Déroulement de la réplication chez les Procaryotes (voir figure)

Initiation : ouverture du chromosome bactérien au niveau d’une séquence bien définie (oriC). Mise en place de l’hélicase qui sépare les deux brins et des $\mathrm{SSB}$ qui empêche leur réunion ;

Elongation : mise en place des amorces d’$\mathrm{ARN}$ par la primase. Installation de l’ADNpolymérase qui synthétise alors deux types de brins :

  • Brin direct (précoce) : brin synthétisé à partir du brin matrice $3’ \rightarrow 5’$. Il s’agit d’une synthèse continue, comme présentée précédemment ;
  • Brin retardé (tardif) : multiples petits brins (fragments d’Okazaki), synthétisés sur le brin matrice orienté $5’ \rightarrow 3’$. A la fin de l’élongation les brins seront réunis entre eux grâce à une ADNligase, pour former un brin continu.

Dans chaque œil de réplication, on trouve $4$ ADNpolymérases : deux par fourche = une pour le brin direct et une pour le brin retardé de chaque côté de l’œil.

Une $\mathrm{RNase ~H}$ va éliminer le brin d’$\mathrm{ARN}$ ayant servi d’amorce et il sera remplacé par un brin d’$\mathrm{ADN}$ équivalent.

Terminaison : mécanisme mal-connu, impliquant un complexe de terminaison (non-élucidé).

Déroulement de la réplication chez les Eucaryotes

Le déroulement de la réplication est sensiblement le même. Quelques différences sont notables :

  • La réplication n’a lieu que durant la phase $\mathrm{S}$ du cycle cellulaire chez les $\mathrm{EuK}$, alors qu’elle dure quasiment tout le cycle chez les $\mathrm{ProK}$ ;
  • L’$\mathrm{ADN}$ des $\mathrm{Euk}$ étant beaucoup plus long, il existe plusieurs sites d’initiation et donc de très nombreux yeux de réplication ($1$ pour $\mathrm{100 ~000 ~nt}$). Il est unique chez les ProK. Les multiples yeux se rejoignent et séparent la molécule-mère en deux molécules-filles ;
  • Au fur et à mesure de la synthèse des nouveaux brins d’$\mathrm{ADN}$, les histones se mettent en place pour former la chromatine.

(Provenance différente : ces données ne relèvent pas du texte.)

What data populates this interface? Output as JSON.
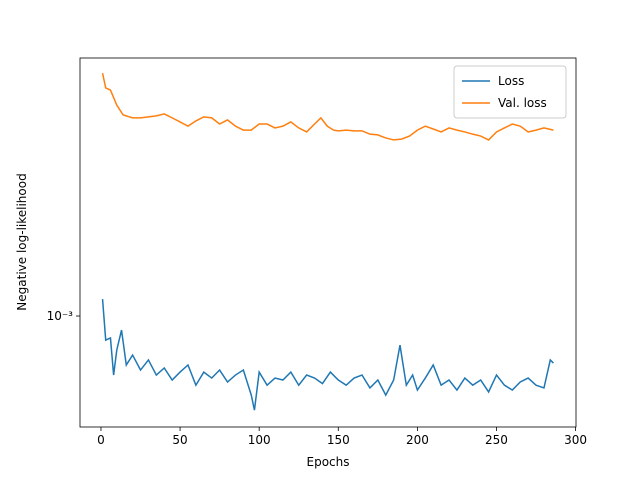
{
  "chart_data": {
    "type": "line",
    "xlabel": "Epochs",
    "ylabel": "Negative log-likelihood",
    "xlim": [
      -13.25,
      300.25
    ],
    "xticks": [
      0,
      50,
      100,
      150,
      200,
      250,
      300
    ],
    "ylim": [
      0.00045,
      0.0064
    ],
    "yscale": "log",
    "yticks": [
      {
        "value": 0.001,
        "label": "10⁻³"
      }
    ],
    "grid": false,
    "legend": "upper right",
    "series": [
      {
        "name": "Loss",
        "color": "#1f77b4",
        "x": [
          1,
          3,
          6,
          8,
          10,
          13,
          16,
          20,
          25,
          30,
          35,
          40,
          45,
          50,
          55,
          60,
          65,
          70,
          75,
          80,
          85,
          90,
          95,
          97,
          100,
          105,
          110,
          115,
          120,
          125,
          130,
          135,
          140,
          145,
          150,
          155,
          160,
          165,
          170,
          175,
          180,
          185,
          189,
          193,
          197,
          200,
          205,
          210,
          215,
          220,
          225,
          230,
          235,
          240,
          245,
          250,
          255,
          260,
          265,
          270,
          275,
          280,
          284,
          286
        ],
        "values": [
          0.00113,
          0.000841,
          0.000854,
          0.000654,
          0.000783,
          0.000904,
          0.000703,
          0.000755,
          0.000678,
          0.000729,
          0.000654,
          0.000688,
          0.000631,
          0.000668,
          0.000703,
          0.000608,
          0.000668,
          0.00064,
          0.000678,
          0.000622,
          0.000654,
          0.000678,
          0.000566,
          0.000508,
          0.000668,
          0.000608,
          0.00064,
          0.000631,
          0.000668,
          0.000608,
          0.000654,
          0.00064,
          0.000615,
          0.000668,
          0.000631,
          0.000608,
          0.00064,
          0.000654,
          0.000596,
          0.000631,
          0.000566,
          0.000631,
          0.000811,
          0.000608,
          0.000654,
          0.000587,
          0.00064,
          0.000703,
          0.000608,
          0.000631,
          0.000587,
          0.00064,
          0.000608,
          0.000631,
          0.000579,
          0.000654,
          0.000608,
          0.000587,
          0.000622,
          0.00064,
          0.000608,
          0.000596,
          0.000729,
          0.000713
        ]
      },
      {
        "name": "Val. loss",
        "color": "#ff7f0e",
        "x": [
          1,
          3,
          6,
          10,
          14,
          20,
          25,
          30,
          35,
          40,
          45,
          50,
          55,
          60,
          65,
          70,
          75,
          80,
          85,
          90,
          95,
          100,
          105,
          110,
          115,
          120,
          125,
          130,
          135,
          139,
          143,
          147,
          150,
          155,
          160,
          165,
          170,
          175,
          180,
          185,
          190,
          195,
          200,
          205,
          210,
          215,
          220,
          225,
          230,
          235,
          240,
          245,
          250,
          255,
          260,
          265,
          270,
          275,
          280,
          286
        ],
        "values": [
          0.00574,
          0.00516,
          0.00508,
          0.00456,
          0.00425,
          0.00416,
          0.00416,
          0.00419,
          0.00422,
          0.00428,
          0.00416,
          0.00404,
          0.00392,
          0.00407,
          0.00419,
          0.00416,
          0.00398,
          0.0041,
          0.00392,
          0.00381,
          0.00381,
          0.00398,
          0.00398,
          0.00387,
          0.00392,
          0.00404,
          0.00387,
          0.00376,
          0.00398,
          0.00416,
          0.00392,
          0.00381,
          0.00379,
          0.00381,
          0.00379,
          0.00379,
          0.0037,
          0.00368,
          0.0036,
          0.00355,
          0.00357,
          0.00365,
          0.00381,
          0.00392,
          0.00384,
          0.00376,
          0.00387,
          0.00381,
          0.00376,
          0.0037,
          0.00365,
          0.00355,
          0.00376,
          0.00387,
          0.00398,
          0.00392,
          0.00376,
          0.00381,
          0.00387,
          0.00381
        ]
      }
    ]
  }
}
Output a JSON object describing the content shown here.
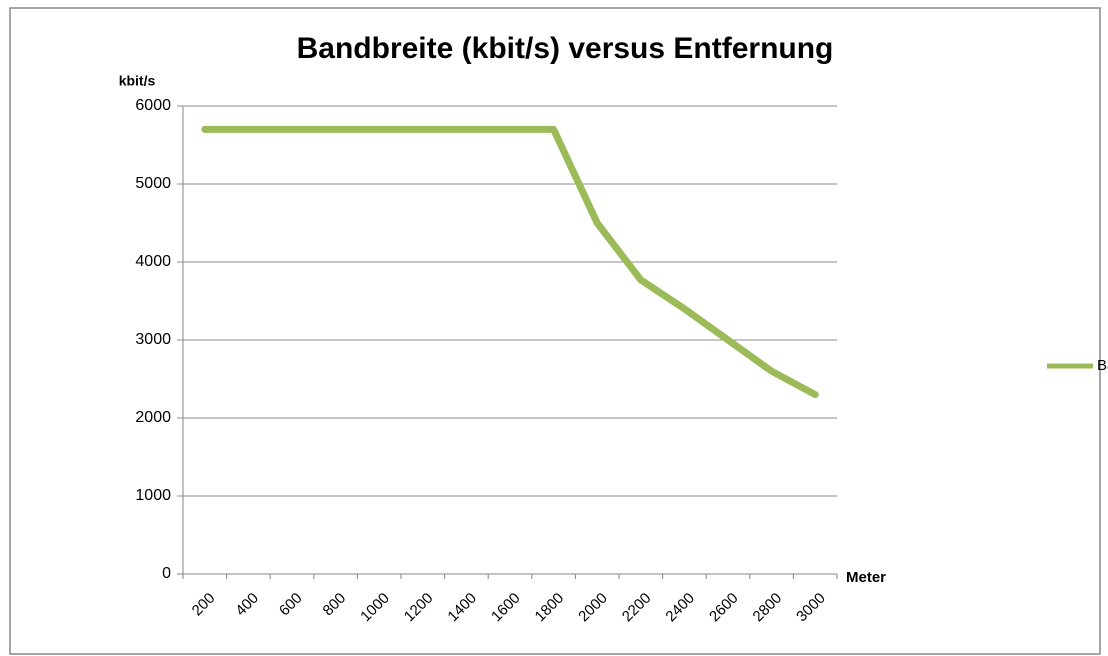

Vérification de la réplication

Au cours de la réplication, il peut y avoir des erreurs. Elles sont liées au comportement des base qui peuvent former des tautomères (voir figure). La thymine, guanine et adénine peuvent s’apparier différemment :

  • Le tautomère de thymine peut s’apparier avec la guanine ;
  • Le tautomère de guanine peut s’apparier avec la thymine ;
  • Le tautomère de l’adénine peut s’apparier avec la cytosine.

Ce mésappariement va introduire des changements ponctuels dans la séquence, ce qui peut modifier le sens de l’information génétique (mutation). Il existe des mécanismes de correction : chez les $\mathrm{ProK}$, l’ADNpolymérase I se place à l’extrémité $3’$ du brin néoformé. Elle possède :

  • Une activité exonucléasique $3’ \rightarrow 5’$, qui remonte la séquence et élimine les mésappariements ;
  • Une activité polymérase $5’ \rightarrow 3’$ qui remplace les mésappariements éliminés.